The recent New South Wales decision in Alceon Group Pty Ltd v Rose [2015] NSWSC 686 considered the quality of the legal advice provided to a guarantor and the enforceability of the guarantee provided by that guarantor.


The plaintiff advanced $23,000,000 to Quadwest Development Pty Ltd (Quadwest) of which Christopher Rose was the director and secretary. The plaintiff required that Quadwest provide, amongst other things, a supported third party guarantee to secure the repayment of the facility. Christopher Rose arranged for his parents (Mr & Mrs Rose) to provide the required third party guarantees for $2,000,000 supported by a mortgage over their family home.

The plaintiff also required Mr & Mrs Rose to obtain independent legal advice prior to signing the guarantees and to execute, amongst other things, a Declaration (as to receipt of independent legal advice).

Quadwest’s solicitor had a brief telephone conversation with Christopher Rose, Mr & Mrs Rose in which he informed them:

“If Quadwest does not comply with its obligations, [the plaintiff] may under the guarantee issue a demand to you up to an amount of $2 million.
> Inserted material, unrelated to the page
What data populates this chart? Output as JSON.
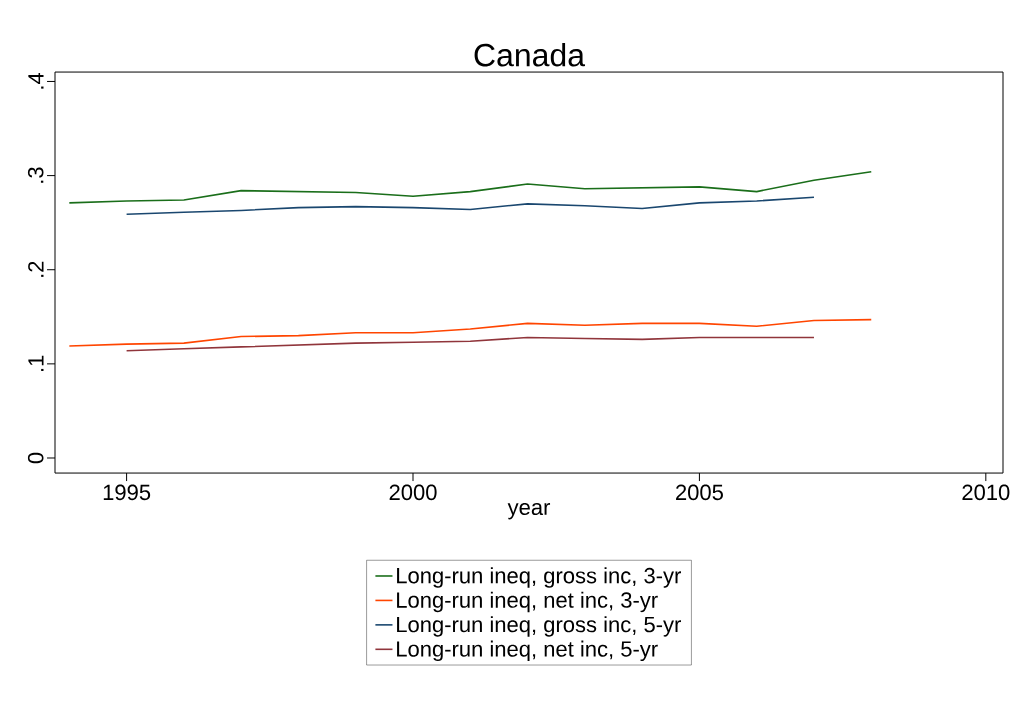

If this is not paid then [the plainfiff] may exercise the rights as a mortgagee against the mortgaged property (namely the family home). These rights include the ability to sell the property.”

The Borrower effectively defaulted on the facility and the plaintiff sought to enforce its security. Both Mr & Mrs Rose argued that the guarantees were unenforceable. However, only Mrs Rose was successful.


The court found in Mrs Rose’s favour due to, amongst other things, the plaintiff’s knowledge that Quadwest’s solicitor was not impartial in the transaction and was unable to provide Mrs Rose with independent legal advice. In fact, the court went as far as to say that the plaintiff’s “express statement that “the advice need only be brief”, and independent only of” the plaintiff shows that the plaintiff “had no reason to believe that advice of the requisite standard was given” to Mrs Rose.

The court went on to say that the plaintiff “encouraged Quadwest to procure [its solicitor] to give the advice to Mrs Rose, fully aware that [its solicitor] was the solicitor for Quadwest, knew its dire financial position, knew the financially severe terms of the arrangement [the plaintiff] was offering, and must therefore have been cognisant of the very high degree of risk associated with [the] arrangement.”

The guarantee was enforceable against Mr Rose as the court found that he “was an experienced businessman; he was involved in the Quadwest project; he was aware of the financial position of Quadwest; and he was aware of the potential consequences of the Guarantee and the Mortgage.”


The decision demonstrates that lenders cannot just tick the required ‘independent legal advice’ box when obtaining guarantees but must consider the quality and effect of the advice being provided to a guarantor if they want to enforce a guarantee.